His next serious film, 1987's "Empire of the Sun," based on J.G. Ballard's semi-autobiographical novel, is, as far as I'm concerned, his masterpiece. It's about a young boy (Christian Bale) who survives the horrors of war by clinging to the feverish fantasies of his youth. The war is one big adventure for him until he's reunited with his parents, at which point we watch the boy become a man. The fun, such as it was, is over. It's a stirring echo of the final scene of "Lawrence of Arabia," but sadly, very few moviegoers got to experience it on the big screen. The film fell short of commercial expectations and failed to earn an Academy Award nomination in a single one of the six major categories.
An Ill-Advised Trip To Neverland
Spielberg bounced back box office-wise in 1989 with "Indiana Jones and the Last Crusade," but hit the wall hard later in the year with "Always." The film was shut out by the Academy, at which point Spielberg seemed creatively adrift. So when he took on "Hook," a Yuppie-fied riff on J.M. Barrie's "Peter Pan," with Robin Wiliams and Dustin Hoffman in the respective roles of Peter and Hook, it felt like the perfect get-right movie. It wound up being the worst film he'd made up to that point in his career. And he laments it to this day.
30 years after its release, Spielberg acknowledged the startling scope of his failure on the Kermode and Mayo Film Review. "I still don't like that movie," he said. "I'm hoping someday I'll see it again and perhaps like some of it."
Spielberg is too talented a filmmaker to make a front-to-back dud (though he got awfully close with "Indiana Jones and the Kingdom of the Crystal Skull"), and I agree with his 2012 assessment of "Hook" in an interview with Empire Magazine. "I didn't have confidence in the script," he said. "I had confidence in the first act and I had confidence in the epilogue. I didn't have confidence in the body of it."

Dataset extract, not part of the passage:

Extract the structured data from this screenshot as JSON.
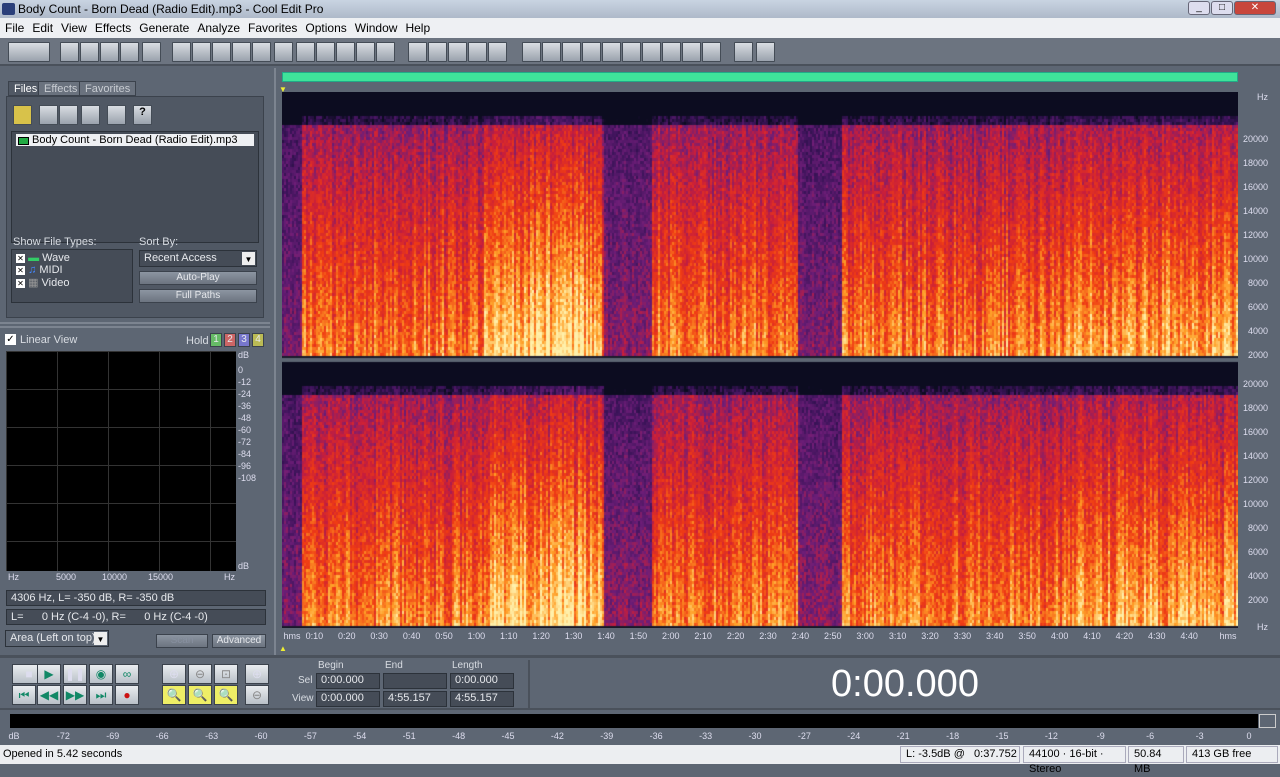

That's exactly how I feel about the movie. Once Peter (Robin Williams) arrives in London, his interactions with Wendy (Maggie Smith) are wonderfully melancholic. Spielberg taps into our primal connection with the material, and we yearn to see our hero return to Neverland and rediscover his inner child. The dinner scene honoring Wendy is incredibly moving. This, however, is where the film goes terminally wrong.

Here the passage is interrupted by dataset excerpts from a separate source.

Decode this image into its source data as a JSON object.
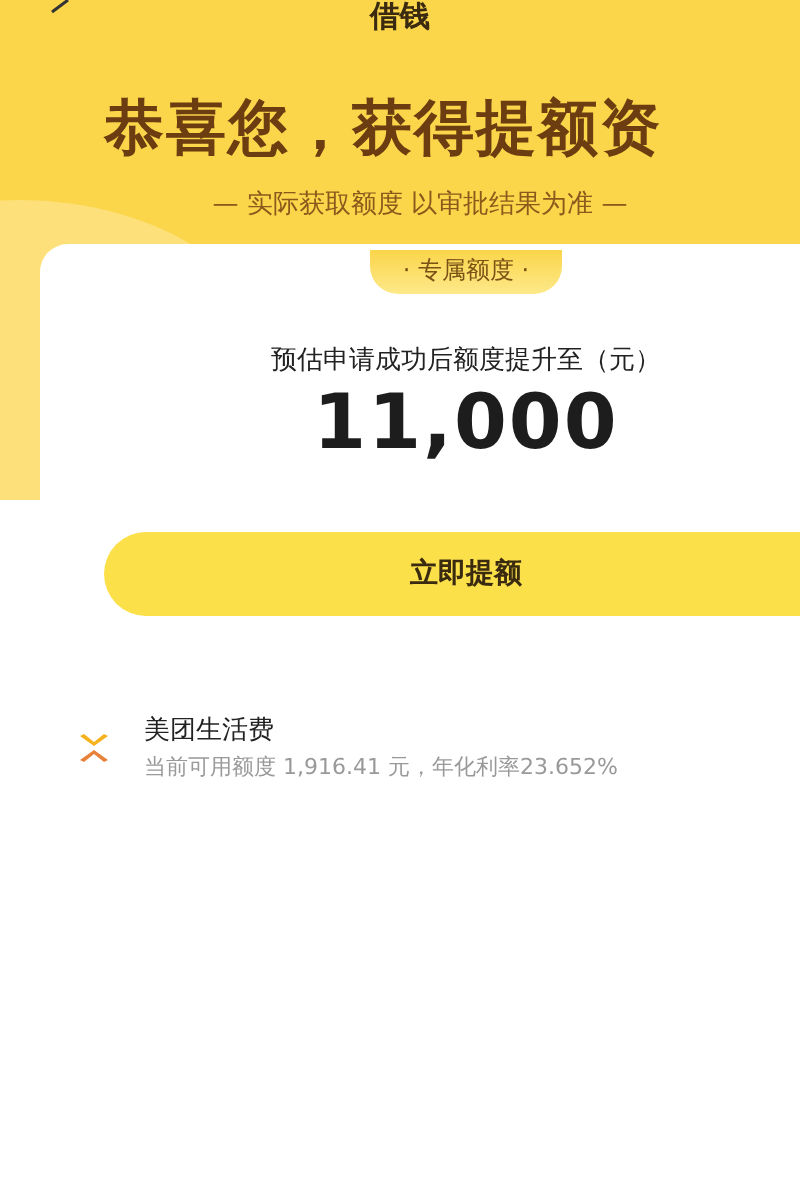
{
  "header": {
    "title": "借钱"
  },
  "banner": {
    "headline": "恭喜您，获得提额资",
    "subtitle": "— 实际获取额度 以审批结果为准 —"
  },
  "card": {
    "tag": "· 专属额度 ·",
    "label": "预估申请成功后额度提升至（元）",
    "amount": "11,000",
    "button": "立即提额"
  },
  "products": [
    {
      "name": "美团生活费",
      "detail": "当前可用额度 1,916.41 元，年化利率23.652%"
    }
  ]
}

Spielberg Gets Old And Realizes He Will One Day Die
Peter's son (Charlie Korsmo) demands more of his father than your average parent can realistically deliver. The screenplay, credited to Jim V. Hart and Malia Scotch Marmo, is a Reagan-era lie targeted at affluent workaholics who could potentially take time off from work to attend their kids' little league game. Poor parents working multiple jobs didn't have this option.
If you've read Nancy Griffin and Kim Masters' "Hit and Run: How Jon Peters and Peter Guber Took Sony for a Ride in Hollywood," you've a pretty clear idea of how this film hopped the tracks. On one hand, it's refreshing to see a filmmaker of Spielberg's stature own a catastrophic misstep — but he can safely do so because, two years later, he righted the ship with the 1993 combo of "Jurassic Park" and "Schindler's List."
I don't think Spielberg atoned artistically for "Hook" (which made just enough money to qualify as a hit) until "A.I.: Artificial Intelligence." The never-grow-old nonsense of Barrie's book was all wrong for him. Pinocchio's desire to be a real, flesh-and-blood boy is more Spielberg's speed. He was the baby of his New Hollywood gang (Francis Ford Coppola, Brian De Palma, Martin Scorsese, George Lucas, and John Milius), and wanted to prove he had more going on inside than swing-for-the-fences fantasies. Outside of George Stevens, who was transformed by his service with the Signal Corps in World War II, the last 20 years of Spielberg's career are unprecedented. He stopped trying to shape the culture and responded to it instead.